ETA: NCIS: Los Angeles had an episode featuring the “Red Squad” which was obviously supposed to be one of these “Back Door pilots.” I think the Red Squad was supposed be a roving team, with no fixed geographic local.
After Dick York finally collapsed on the set of Bewitched because of his bad back, the season finished out with Darrin phoning Sam from business trips all over the country. Pity they didn’t let the series die then and there, rather than bringing in Dick Sargent.
Nope. And not the one where he gets targeted at his weekly haircut.
It was just a regular case where a group of real estate swindlers were being poisoned with conus textile one by one. It was a case made for a high dosage of patented McGarrett putdowns of the baddies, but instead they all came from Danno. Made Dan look way out of character.
McGarrett was there, but he didn’t have the meat of the episode. It smelled like last minute reassignment of lines because Lord wasn’t there all week or something.
Both Jock and Miss Ellie had prolonged absences on Dallas, followed by feeble attempts to replace them with new actors. (Barbara Bel Geddes eventually came back; Jim Davis had of course passed away long before.)

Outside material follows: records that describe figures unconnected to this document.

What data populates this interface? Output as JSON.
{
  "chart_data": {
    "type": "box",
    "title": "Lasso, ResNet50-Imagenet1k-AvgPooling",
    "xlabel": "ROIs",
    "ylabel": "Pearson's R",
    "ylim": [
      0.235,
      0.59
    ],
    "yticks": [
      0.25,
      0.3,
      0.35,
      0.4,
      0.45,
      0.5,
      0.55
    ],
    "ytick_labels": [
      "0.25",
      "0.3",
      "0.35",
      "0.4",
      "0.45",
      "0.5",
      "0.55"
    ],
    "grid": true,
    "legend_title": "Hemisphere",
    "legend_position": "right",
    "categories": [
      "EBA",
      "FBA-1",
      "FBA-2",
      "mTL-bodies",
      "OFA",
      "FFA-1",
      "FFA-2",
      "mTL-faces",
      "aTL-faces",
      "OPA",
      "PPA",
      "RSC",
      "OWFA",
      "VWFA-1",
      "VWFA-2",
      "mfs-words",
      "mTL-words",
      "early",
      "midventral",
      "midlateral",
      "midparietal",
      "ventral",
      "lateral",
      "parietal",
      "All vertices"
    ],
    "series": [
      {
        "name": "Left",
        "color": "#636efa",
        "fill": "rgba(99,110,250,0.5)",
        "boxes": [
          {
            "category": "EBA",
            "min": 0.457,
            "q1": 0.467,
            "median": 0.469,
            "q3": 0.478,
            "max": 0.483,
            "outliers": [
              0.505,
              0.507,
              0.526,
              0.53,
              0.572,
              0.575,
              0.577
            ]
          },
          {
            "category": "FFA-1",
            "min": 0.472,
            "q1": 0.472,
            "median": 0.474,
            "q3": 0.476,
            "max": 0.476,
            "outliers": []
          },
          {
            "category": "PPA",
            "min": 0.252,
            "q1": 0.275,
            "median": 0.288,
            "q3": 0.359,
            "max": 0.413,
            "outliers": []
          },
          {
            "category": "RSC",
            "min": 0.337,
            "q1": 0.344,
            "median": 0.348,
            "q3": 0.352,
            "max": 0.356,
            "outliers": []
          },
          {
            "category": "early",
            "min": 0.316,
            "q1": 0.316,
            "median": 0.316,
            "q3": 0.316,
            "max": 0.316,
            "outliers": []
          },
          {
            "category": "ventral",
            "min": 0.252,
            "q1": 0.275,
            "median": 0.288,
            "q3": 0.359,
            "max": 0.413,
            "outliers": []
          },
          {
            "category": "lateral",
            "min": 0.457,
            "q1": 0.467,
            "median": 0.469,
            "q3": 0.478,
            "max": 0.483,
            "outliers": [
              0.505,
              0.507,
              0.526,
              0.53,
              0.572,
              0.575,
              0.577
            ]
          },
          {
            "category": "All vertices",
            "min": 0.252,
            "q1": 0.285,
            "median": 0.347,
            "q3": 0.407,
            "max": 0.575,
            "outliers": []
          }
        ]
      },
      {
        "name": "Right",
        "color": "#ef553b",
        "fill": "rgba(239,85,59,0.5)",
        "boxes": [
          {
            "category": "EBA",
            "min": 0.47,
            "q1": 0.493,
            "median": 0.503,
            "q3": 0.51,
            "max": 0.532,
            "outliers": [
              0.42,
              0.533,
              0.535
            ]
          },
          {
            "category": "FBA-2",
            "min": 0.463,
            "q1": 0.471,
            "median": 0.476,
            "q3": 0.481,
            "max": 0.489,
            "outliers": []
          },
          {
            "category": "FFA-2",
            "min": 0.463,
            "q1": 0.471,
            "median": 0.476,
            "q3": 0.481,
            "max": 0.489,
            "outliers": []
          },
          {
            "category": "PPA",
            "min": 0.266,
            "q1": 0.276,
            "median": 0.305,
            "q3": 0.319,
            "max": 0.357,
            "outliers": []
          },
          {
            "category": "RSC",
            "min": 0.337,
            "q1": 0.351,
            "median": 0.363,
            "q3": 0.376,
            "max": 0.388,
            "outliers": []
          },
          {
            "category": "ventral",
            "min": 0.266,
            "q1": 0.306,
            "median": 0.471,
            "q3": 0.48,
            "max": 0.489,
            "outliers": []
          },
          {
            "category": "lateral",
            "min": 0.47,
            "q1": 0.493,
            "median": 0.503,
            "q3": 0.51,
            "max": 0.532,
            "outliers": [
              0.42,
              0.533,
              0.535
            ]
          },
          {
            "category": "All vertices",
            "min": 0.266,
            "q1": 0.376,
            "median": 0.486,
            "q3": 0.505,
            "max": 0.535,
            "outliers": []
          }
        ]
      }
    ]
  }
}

I believe the last regular run episode of Green Acres - “The Ex-Secretary” was of the “planned pilot” type (and IMDB agrees). Lisa & Oliver only appear briefly together, and later Oliver is only sporadically seen on the phone (up the pole - was bell wire really that hard to get in the 1960s).
Speaking of The Brady Bunch, they also had one of those “backdoor pilot” episodes, with Ken Berry as a friend of Mike Brady’s, who had adopted three kids of three different races. It likewise never went to series, leaving this bizarre episode where the Bradys step aside to make room for these strangers.
The weirdest moment, for me, is when one of the characters mentions Archie Bunker. A jarring reminder that despite their vast differences in style and level of naivete, The Brady Bunch and All in the Family were contemporaries for about four years.
No, but the locals were completely inept in doing things like installing telephones! (Ever wonder how the Douglases endured Midwestern winters with an entire wall missing from their bedroom? :dubious: )
Michael Richards didn’t appear in 2 episodes of Seinfeld, “The Chinese Restaurant” and “The Pen”. Jason Alexander also didn’t appear in “The Pen”. Julia Louis-Dreyfus didn’t appear in the pilot episode and “The Trip”.
I read a story somewhere that I can’t seem to find that one of them, forgot who but it was one of the guys, was really angry at the writers for not including him in an episode and sorta yelled at them and told them to never leave him out again. Does anyone know who I’m talking about?
The Dick Tracy Show was an entire series where the main character only appeared in cameos. They started out with Dick Tracy saying, “OK, Chief. I’ll get on it right away,” then calling one of his detectives, who would then go out on the case. At a certain point, the detective would say “Hold everything” (forcing everything to freeze, including bullets in flight) and call Tracy, who would have a line or two. Then, at the end of the show, Tracy would call the detective to tell him “good job.” He had less than a minute of screen time and no more than five lines per episode.